The Habit of Winning
by Vince Lombardi
Winning is a habit. Unfortunately, so is losing. There is no room for second place. There is only one place in my game, and that is first place. I have finished second twice in my time at Green Bay, and I don't ever want to finish second again. There is a second place bowl game--but it is a game for losers played by losers. It is and always has been an American zeal to be the first in anything we do and to win, and to win, and to win.
Every time a football player goes out to play, he's got to play from the ground up. From the soles of his feet right up to his head. Every inch of him has to play. Some guys play with their heads. That's okay - you've got to be smart to be number one in my business. But, more important, you've got to play with your heart. With every fiber of your body. If you are lucky enough to find a guy with a lot of head and a lot of heart, he's never going to come off the field second.
Running a football team is no different from running any other kind of organization--an army, a political party, a business. The problems are the same. The objective is to win. To beat the other guy.
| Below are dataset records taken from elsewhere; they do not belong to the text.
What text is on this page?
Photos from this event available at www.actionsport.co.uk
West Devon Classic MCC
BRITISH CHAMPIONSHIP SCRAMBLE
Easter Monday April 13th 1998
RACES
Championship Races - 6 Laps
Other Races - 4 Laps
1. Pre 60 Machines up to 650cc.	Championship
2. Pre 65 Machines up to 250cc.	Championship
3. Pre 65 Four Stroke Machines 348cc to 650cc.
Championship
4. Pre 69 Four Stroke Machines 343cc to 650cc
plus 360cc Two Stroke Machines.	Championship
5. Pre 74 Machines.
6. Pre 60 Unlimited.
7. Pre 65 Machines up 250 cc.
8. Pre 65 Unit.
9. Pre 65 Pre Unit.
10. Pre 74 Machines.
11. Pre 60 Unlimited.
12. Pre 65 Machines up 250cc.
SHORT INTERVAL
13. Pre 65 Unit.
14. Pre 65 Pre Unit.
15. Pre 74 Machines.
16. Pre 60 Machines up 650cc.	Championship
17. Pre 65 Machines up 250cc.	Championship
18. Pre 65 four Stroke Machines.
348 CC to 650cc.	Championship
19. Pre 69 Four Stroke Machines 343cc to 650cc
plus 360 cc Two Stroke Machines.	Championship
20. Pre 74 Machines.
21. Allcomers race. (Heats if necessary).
Maybe that sounds hard or cruel. I don't think it is.
It is a reality of life that men are competitive and the most competitive games draw the most competitive team. That's why they're here--to compete. They know the rules and the objectives when they get in the game. The objective is to win--fairly, squarely, decently, by the rules--but to win. And in truth, I have never known a man worth his salt who in the long run, deep down in his heart, did not appreciate the grind--the discipline. There is something in good men that really yearns for...needs...discipline and the harsh reality of head-to-head combat.
I don't say these things because I believe in the "brute" nature of man, or that men must be brutalized to be competitive. I believe in God, and I believe in human decency. But I firmly believe that any man's finest hours, his greatest fulfillment to all he holds dear, is the moment when he has worked his heart out in a good cause and lies exhausted on the field of battle victorious.